Dieser Internet-Auftritt kann nach dem Tod des Webmasters, Peter Strutynski, bis auf Weiteres nicht aktualisiert werden. Er steht jedoch weiterhin als Archiv mit Beiträgen aus den Jahren 1996 – 2015 zur Verfügung.

Ahmadinedschads Predigt

Irans Präsident beklagt in UN-Rede Verfall moralischer Prinzipien. Kritik an USA aus Südamerika und Afrika

Von Knut Mellenthin *

Mahmud Ahmadinedschad sprach vor der Vollversammlung der Vereinten Nationen, und keiner verließ den Saal.
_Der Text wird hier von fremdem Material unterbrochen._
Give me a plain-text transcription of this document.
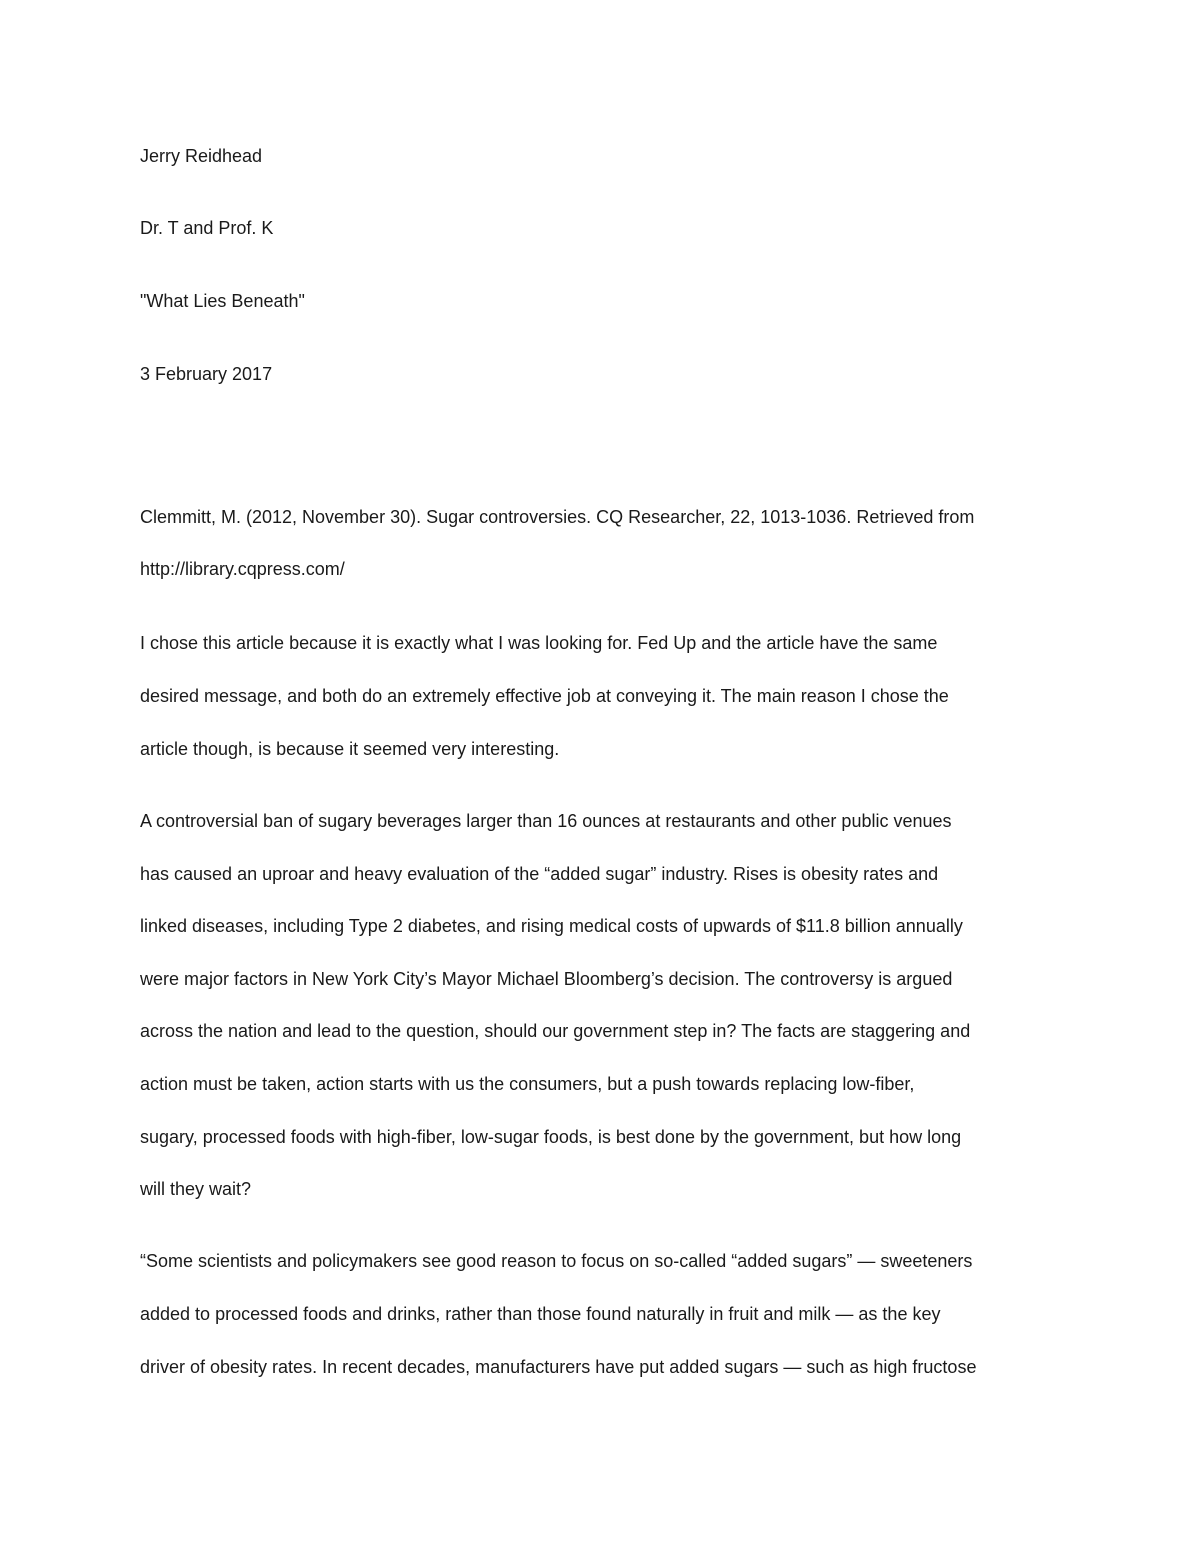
Jerry Reidhead
Dr. T and Prof. K
"What Lies Beneath"
3 February 2017
Clemmitt, M. (2012, November 30). Sugar controversies. CQ Researcher, 22, 1013-1036. Retrieved from
http://library.cqpress.com/
I chose this article because it is exactly what I was looking for. Fed Up and the article have the same
desired message, and both do an extremely effective job at conveying it. The main reason I chose the
article though, is because it seemed very interesting.
A controversial ban of sugary beverages larger than 16 ounces at restaurants and other public venues
has caused an uproar and heavy evaluation of the “added sugar” industry. Rises is obesity rates and
linked diseases, including Type 2 diabetes, and rising medical costs of upwards of $11.8 billion annually
were major factors in New York City’s Mayor Michael Bloomberg’s decision. The controversy is argued
across the nation and lead to the question, should our government step in? The facts are staggering and
action must be taken, action starts with us the consumers, but a push towards replacing low-fiber,
sugary, processed foods with high-fiber, low-sugar foods, is best done by the government, but how long
will they wait?
“Some scientists and policymakers see good reason to focus on so-called “added sugars” — sweeteners
added to processed foods and drinks, rather than those found naturally in fruit and milk — as the key
driver of obesity rates. In recent decades, manufacturers have put added sugars — such as high fructose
Beim vermutlich letzten UNO-Auftritt des iranischen Präsidenten, dessen Amtszeit im nächsten Jahr endet, verzichteten die Vertreter der westlichen Staaten auf ihr mittlerweile schon zur Routine erstarrtes Empörungstheater. Zwar hatten viele von ihnen, darunter auch Deutschland, nur ihre zweite Mannschaft auf den Platz geschickt, aber die hielten tapfer bis zum Schluß von Ahmadinedschads mehr theologischer als politischer Rede durch. Gar nicht erst erschienen waren die Israelis, die wegen des jüdischen Feiertags Jom Kippur arbeitsfrei hatten. Auch die USA blieben der Rede fern, mit der ausdrücklichen Begründung, daß der Auftritt Ahmadinedschads an diesem Tag »unglücklich« sei. Indessen kam man den iranischen Präsidenten ganz sicher nicht für den Terminplan der UNO verantwortlich machen. Und immerhin kamen am Mittwoch auch 36 weitere Redner zu Wort.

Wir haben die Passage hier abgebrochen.